Ice

This winter seems to be going through all the tedious evolutions of which a winter is capable. We had snow (O did we have snow). We had Very Cold Mud. We had fog, and its peculiarly Scottish cousin, haar. We had temperatures, at intervals, down to twenty(C) below. We had, briefly, a flood, before Hero Barnyards sorted out the exit-point of the burn. Now we have Ice. I will admit it is not mast high or the size of Luxembourg but I’ve never seen ice quite like it. We have achieved something very like permafrost. It wasn’t at all cold today (Miss Kit rashly went out and refused to come in, since I was off to the Vinegar Works and the Professor going to Turra for a haircut, she remained out for an hour or so by which time she heartily regretted it). But there’s nothing resembling melt. The track is like an ice-rink. Having walked back from the bus, what I found rather more disconcerting was that beneath the stubble, which provided a certain amount of traction, even the field was like an ice-rink. Further up the hill, the Professor tells me every single stubble-stalk is armoured in ice. It really is strange, even eerie. I do hope my Chusan palm isn’t dead. It’s supposed to tolerate extreme low temperature, as also my moutans, but it’s not looking well. A problem for the spring…

3 Responses to “Ice”

  1. Eleanor Says:

    Haar? Sounds like something we might have here in the North Carolina mountains. At present, we have sun AND snow flurries at the same time, which as far as I know, doesn’t have a particularly name, but which certainly deserves one! Careful walking - I fell Christmas night and cracked a couple of ribs.

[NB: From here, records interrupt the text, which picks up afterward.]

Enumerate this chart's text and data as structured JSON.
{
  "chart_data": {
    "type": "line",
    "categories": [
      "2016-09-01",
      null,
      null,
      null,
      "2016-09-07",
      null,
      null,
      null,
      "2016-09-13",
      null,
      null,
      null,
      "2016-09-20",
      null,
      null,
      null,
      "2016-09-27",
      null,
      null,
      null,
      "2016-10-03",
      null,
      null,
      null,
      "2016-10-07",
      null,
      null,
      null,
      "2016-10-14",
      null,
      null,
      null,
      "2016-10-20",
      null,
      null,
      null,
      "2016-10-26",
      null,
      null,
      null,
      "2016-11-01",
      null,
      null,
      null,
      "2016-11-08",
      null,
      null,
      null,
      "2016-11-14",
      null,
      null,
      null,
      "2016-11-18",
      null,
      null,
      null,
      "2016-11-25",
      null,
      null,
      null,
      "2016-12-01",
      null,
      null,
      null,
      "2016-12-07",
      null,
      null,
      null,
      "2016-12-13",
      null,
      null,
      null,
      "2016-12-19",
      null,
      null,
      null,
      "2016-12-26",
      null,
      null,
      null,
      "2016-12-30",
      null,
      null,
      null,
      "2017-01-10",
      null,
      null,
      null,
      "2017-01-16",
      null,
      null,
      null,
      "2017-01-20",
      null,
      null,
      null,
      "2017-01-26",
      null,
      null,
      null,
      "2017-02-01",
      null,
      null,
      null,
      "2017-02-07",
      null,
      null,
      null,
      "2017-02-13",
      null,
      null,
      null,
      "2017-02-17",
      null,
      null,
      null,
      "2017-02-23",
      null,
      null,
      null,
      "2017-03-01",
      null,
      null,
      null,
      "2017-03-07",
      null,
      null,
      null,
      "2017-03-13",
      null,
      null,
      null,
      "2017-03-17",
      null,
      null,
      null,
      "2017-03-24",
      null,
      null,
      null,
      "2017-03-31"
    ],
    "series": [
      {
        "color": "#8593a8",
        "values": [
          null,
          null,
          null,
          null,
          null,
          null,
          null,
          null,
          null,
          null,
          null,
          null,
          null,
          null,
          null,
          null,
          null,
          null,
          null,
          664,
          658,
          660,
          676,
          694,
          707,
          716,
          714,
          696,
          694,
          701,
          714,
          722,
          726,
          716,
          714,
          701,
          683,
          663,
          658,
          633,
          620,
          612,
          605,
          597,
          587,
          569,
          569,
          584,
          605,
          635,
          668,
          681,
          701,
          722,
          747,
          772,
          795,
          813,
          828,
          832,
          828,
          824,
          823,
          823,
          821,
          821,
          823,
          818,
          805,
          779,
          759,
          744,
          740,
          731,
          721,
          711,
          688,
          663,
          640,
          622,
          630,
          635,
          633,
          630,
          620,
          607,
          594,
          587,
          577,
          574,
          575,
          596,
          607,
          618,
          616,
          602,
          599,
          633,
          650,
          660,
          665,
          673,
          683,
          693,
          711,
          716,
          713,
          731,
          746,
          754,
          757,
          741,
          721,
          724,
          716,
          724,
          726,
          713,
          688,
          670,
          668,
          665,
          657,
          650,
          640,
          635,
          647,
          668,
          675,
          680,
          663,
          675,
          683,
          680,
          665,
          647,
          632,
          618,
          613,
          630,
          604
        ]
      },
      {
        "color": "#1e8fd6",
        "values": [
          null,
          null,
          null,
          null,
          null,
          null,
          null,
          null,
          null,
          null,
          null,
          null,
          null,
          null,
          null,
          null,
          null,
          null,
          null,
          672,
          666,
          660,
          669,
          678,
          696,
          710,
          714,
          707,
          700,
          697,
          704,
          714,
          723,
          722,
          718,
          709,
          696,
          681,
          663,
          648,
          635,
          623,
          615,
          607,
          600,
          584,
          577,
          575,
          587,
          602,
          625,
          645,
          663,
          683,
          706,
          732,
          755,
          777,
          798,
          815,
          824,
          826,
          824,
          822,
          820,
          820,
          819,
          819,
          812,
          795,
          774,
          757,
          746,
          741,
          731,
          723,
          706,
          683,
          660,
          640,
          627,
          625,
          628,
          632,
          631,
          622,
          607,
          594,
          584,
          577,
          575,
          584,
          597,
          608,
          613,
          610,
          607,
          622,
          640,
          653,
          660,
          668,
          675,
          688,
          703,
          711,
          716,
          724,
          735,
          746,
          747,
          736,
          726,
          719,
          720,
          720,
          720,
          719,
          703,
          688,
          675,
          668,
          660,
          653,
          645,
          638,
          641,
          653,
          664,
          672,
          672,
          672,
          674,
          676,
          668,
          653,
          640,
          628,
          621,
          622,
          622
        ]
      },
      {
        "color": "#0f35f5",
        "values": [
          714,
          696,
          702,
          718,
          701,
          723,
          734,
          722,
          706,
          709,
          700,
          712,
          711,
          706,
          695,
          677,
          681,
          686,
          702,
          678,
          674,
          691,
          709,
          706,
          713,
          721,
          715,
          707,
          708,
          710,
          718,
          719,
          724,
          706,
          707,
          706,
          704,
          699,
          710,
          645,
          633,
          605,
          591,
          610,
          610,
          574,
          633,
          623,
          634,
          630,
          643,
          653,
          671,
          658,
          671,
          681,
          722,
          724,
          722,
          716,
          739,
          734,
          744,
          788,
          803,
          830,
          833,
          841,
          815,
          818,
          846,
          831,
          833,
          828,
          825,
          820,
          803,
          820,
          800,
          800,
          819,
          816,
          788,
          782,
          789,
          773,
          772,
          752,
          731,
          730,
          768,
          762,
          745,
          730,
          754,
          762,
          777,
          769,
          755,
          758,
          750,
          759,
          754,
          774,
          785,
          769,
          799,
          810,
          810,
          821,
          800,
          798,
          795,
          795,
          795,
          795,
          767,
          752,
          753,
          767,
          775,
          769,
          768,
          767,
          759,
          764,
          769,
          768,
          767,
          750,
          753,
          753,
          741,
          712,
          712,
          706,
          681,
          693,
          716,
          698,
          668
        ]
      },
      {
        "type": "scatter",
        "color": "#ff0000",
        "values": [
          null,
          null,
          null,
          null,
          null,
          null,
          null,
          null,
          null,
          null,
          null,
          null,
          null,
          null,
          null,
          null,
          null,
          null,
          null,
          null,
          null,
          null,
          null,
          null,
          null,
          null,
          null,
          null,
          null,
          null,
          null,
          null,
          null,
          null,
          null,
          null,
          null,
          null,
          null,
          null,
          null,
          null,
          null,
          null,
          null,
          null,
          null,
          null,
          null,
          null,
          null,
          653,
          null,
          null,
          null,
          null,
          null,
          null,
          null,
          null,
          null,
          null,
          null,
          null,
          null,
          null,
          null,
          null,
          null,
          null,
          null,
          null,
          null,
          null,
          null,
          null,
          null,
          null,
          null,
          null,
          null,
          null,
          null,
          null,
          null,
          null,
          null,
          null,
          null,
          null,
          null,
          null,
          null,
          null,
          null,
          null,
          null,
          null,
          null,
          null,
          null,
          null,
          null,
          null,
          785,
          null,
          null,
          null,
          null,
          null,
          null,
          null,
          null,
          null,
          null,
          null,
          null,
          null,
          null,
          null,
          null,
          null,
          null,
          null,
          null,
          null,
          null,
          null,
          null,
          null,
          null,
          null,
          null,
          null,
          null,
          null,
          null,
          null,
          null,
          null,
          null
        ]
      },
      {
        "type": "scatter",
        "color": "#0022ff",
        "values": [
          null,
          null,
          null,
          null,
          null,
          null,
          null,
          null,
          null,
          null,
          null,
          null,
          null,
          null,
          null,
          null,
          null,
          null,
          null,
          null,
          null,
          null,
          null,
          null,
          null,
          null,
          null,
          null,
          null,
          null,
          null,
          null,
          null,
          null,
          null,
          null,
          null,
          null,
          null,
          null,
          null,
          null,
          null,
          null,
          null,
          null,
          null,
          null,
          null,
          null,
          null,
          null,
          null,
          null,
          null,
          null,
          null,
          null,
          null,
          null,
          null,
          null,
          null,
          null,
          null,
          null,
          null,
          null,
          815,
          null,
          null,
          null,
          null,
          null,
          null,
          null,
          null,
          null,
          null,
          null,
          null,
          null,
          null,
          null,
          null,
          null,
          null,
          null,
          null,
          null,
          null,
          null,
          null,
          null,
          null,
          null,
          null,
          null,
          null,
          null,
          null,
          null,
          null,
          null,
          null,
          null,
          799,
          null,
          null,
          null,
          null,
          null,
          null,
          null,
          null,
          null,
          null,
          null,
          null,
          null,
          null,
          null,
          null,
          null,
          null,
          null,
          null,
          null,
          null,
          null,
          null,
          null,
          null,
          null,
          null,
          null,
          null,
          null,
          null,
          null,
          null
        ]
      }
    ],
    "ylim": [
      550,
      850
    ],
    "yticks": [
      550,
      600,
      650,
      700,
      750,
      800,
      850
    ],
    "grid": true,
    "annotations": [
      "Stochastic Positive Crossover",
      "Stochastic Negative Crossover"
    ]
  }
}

  2. The Man From Maryport Says:

    I thought the SI base unit of measurement for Ice was a Wales? Icebergs always seem to be the size of Wales. Except for the really big ones, which are the size of France. Presumably 10 Luxembourgs = 1 Wales, and 100 Waleses = 1 France.

  3. Jane Says:

    There was some stuff in the papers last year about an iceberg the size of Luxembourg calving off one of the Antarctic glaciers, which was all set to disrupt southern hemisphere weather patterns. Ask a Queenslander if you think it did.